Example: Deserializing Nested JSON

JSON data can be challenging to deserialize when creating a table in Athena.

When dealing with complex nested JSON, there are common issues you may encounter. For more information about these issues and troubleshooting practices, see the AWS Knowledge Center Article I receive errors when I try to read JSON data in Amazon Athena.

For more information about common scenarios and query tips, see Create Tables in Amazon Athena from Nested JSON and Mappings Using JSONSerDe.

The following example demonstrates a simple approach to creating an Athena table from a nested JSON file.To parse JSON-encoded files in Athena, each JSON document must be on its own line, separated by a new line.

This example presumes a JSON file with the following structure:

{ "DocId": "AWS", "User": { "Id": 1234, "Username": "bob1234", "Name": "Bob", "ShippingAddress": { "Address1": "123 Main St.", "Address2": null, "City": "Seattle", "State": "WA" }, "Orders": [ { "ItemId": 6789, "OrderDate": "11/11/2017" }, { "ItemId": 4352, "OrderDate": "12/12/2017" } ] } }

The following CREATE TABLE command uses the Openx-JsonSerDe with collection data types like struct and array to establish groups of objects. Each JSON document is on its own line, separated by a new line.

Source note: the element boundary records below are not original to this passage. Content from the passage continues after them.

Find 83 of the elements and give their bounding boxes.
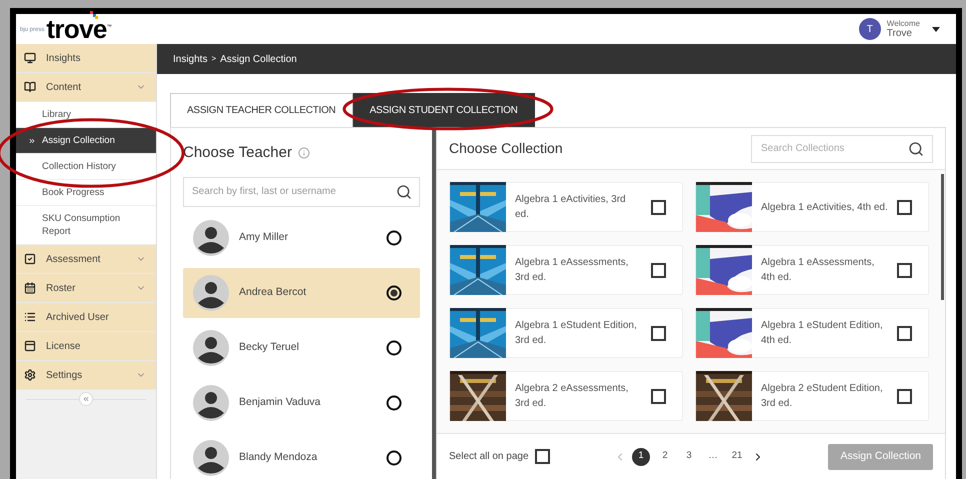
- panel-title: Choose Teacher: [183, 143, 292, 163]
- collection-title: Algebra 1 eActivities, 4th ed.: [760, 200, 889, 214]
- teacher-name: Blandy Mendoza: [239, 450, 318, 465]
- radio-button[interactable]: [386, 284, 402, 300]
- checkbox[interactable]: [897, 326, 912, 340]
- breadcrumb-separator: >: [211, 53, 216, 65]
- avatar-icon: [193, 330, 229, 366]
- avatar-icon: [193, 220, 229, 256]
- collection-title: Algebra 1 eStudent Edition, 3rd ed.: [514, 319, 638, 348]
- collection-card[interactable]: Algebra 1 eStudent Edition, 4th ed.: [695, 308, 929, 358]
- teacher-name: Andrea Bercot: [239, 284, 308, 300]
- settings-icon: [24, 369, 36, 381]
- caret-down-icon[interactable]: [932, 26, 940, 32]
- checkbox[interactable]: [651, 262, 666, 278]
- page-button[interactable]: 3: [680, 448, 698, 466]
- teacher-name: Amy Miller: [239, 230, 289, 245]
- collection-title: Algebra 1 eAssessments, 4th ed.: [760, 256, 876, 285]
- checkbox[interactable]: [897, 200, 912, 214]
- collection-title: Algebra 1 eAssessments, 3rd ed.: [514, 256, 630, 285]
- collection-title: Algebra 1 eActivities, 3rd ed.: [514, 193, 627, 222]
- collection-title: Algebra 1 eStudent Edition, 4th ed.: [760, 319, 884, 348]
- radio-button[interactable]: [386, 230, 402, 246]
- search-icon[interactable]: [908, 140, 924, 156]
- welcome-label: Welcome: [886, 20, 920, 28]
- search-icon[interactable]: [396, 184, 412, 200]
- checkbox[interactable]: [651, 326, 666, 340]
- checkbox[interactable]: [651, 388, 666, 404]
- list-icon: [24, 311, 36, 323]
- page-button[interactable]: 2: [656, 448, 674, 466]
- tab[interactable]: ASSIGN TEACHER COLLECTION: [170, 93, 353, 127]
- radio-button[interactable]: [386, 394, 402, 410]
- calendar-icon: [24, 282, 36, 294]
- teacher-search-field[interactable]: Search by first, last or username: [183, 176, 420, 206]
- page-button[interactable]: 21: [728, 448, 746, 466]
- window-icon: [24, 340, 36, 352]
- checkbox[interactable]: [534, 449, 550, 464]
- collection-search-field[interactable]: Search Collections: [751, 134, 933, 162]
- scrollbar[interactable]: [432, 128, 436, 479]
- nav-item[interactable]: Roster: [16, 274, 156, 303]
- select-all-label: Select all on page: [449, 450, 529, 464]
- logo-squares-icon: [90, 11, 98, 19]
- nav-item[interactable]: Insights: [16, 44, 156, 73]
- checkbox[interactable]: [897, 262, 912, 278]
- collection-card[interactable]: Algebra 1 eActivities, 3rd ed.: [449, 182, 683, 232]
- tab[interactable]: ASSIGN STUDENT COLLECTION: [352, 93, 535, 127]
- collection-card[interactable]: Algebra 1 eActivities, 4th ed.: [695, 182, 929, 232]
- teacher-name: Becky Teruel: [239, 340, 300, 355]
- panel-title: Choose Collection: [449, 139, 563, 158]
- logo: trove: [46, 16, 107, 42]
- monitor-icon: [24, 52, 36, 64]
- checkbox[interactable]: [897, 388, 912, 404]
- scrollbar[interactable]: [941, 174, 944, 300]
- teacher-row[interactable]: Andrea Bercot: [183, 268, 420, 318]
- breadcrumb-item: Assign Collection: [220, 52, 297, 66]
- checkbox-icon: [24, 253, 36, 265]
- collection-title: Algebra 2 eAssessments, 3rd ed.: [514, 382, 630, 411]
- teacher-name: Benjamin Vaduva: [239, 394, 322, 410]
- nav-item[interactable]: Settings: [16, 361, 156, 390]
- collection-card[interactable]: Algebra 1 eAssessments, 4th ed.: [695, 245, 929, 295]
- nav-item[interactable]: Content: [16, 73, 156, 102]
- double-chevron-left-icon: [82, 395, 90, 403]
- collection-title: Algebra 2 eStudent Edition, 3rd ed.: [760, 382, 884, 411]
- checkbox[interactable]: [651, 200, 666, 214]
- page-button[interactable]: …: [704, 448, 722, 466]
- book-icon: [24, 81, 36, 93]
- nav-item[interactable]: Archived User: [16, 303, 156, 332]
- page-button[interactable]: 1: [632, 448, 650, 466]
- collection-card[interactable]: Algebra 2 eStudent Edition, 3rd ed.: [695, 371, 929, 421]
- collection-card[interactable]: Algebra 1 eAssessments, 3rd ed.: [449, 245, 683, 295]
- nav-subitem[interactable]: Assign Collection: [16, 128, 156, 154]
- avatar-icon: [193, 440, 229, 476]
- collection-card[interactable]: Algebra 2 eAssessments, 3rd ed.: [449, 371, 683, 421]
- radio-button[interactable]: [386, 340, 402, 356]
- user-name: Trove: [886, 28, 913, 38]
- avatar-icon: [193, 274, 229, 310]
- chevron-right-icon: [28, 136, 36, 144]
- nav-item[interactable]: License: [16, 332, 156, 361]
- avatar-icon: [193, 384, 229, 420]
- collection-card[interactable]: Algebra 1 eStudent Edition, 3rd ed.: [449, 308, 683, 358]
- user-avatar[interactable]: T: [858, 18, 881, 40]
- nav-item[interactable]: Assessment: [16, 245, 156, 274]
- breadcrumb-item[interactable]: Insights: [173, 52, 208, 66]
- radio-button[interactable]: [386, 450, 402, 466]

CREATE external TABLE complex_json ( docid string, `user` struct< id:INT, username:string, name:string, shippingaddress:struct< address1:string, address2:string, city:string, state:string >, orders:array< struct< itemid:INT, orderdate:string > > > ) ROW FORMAT SERDE 'org.openx.data.jsonserde.JsonSerDe' LOCATION 's3://mybucket/myjsondata/';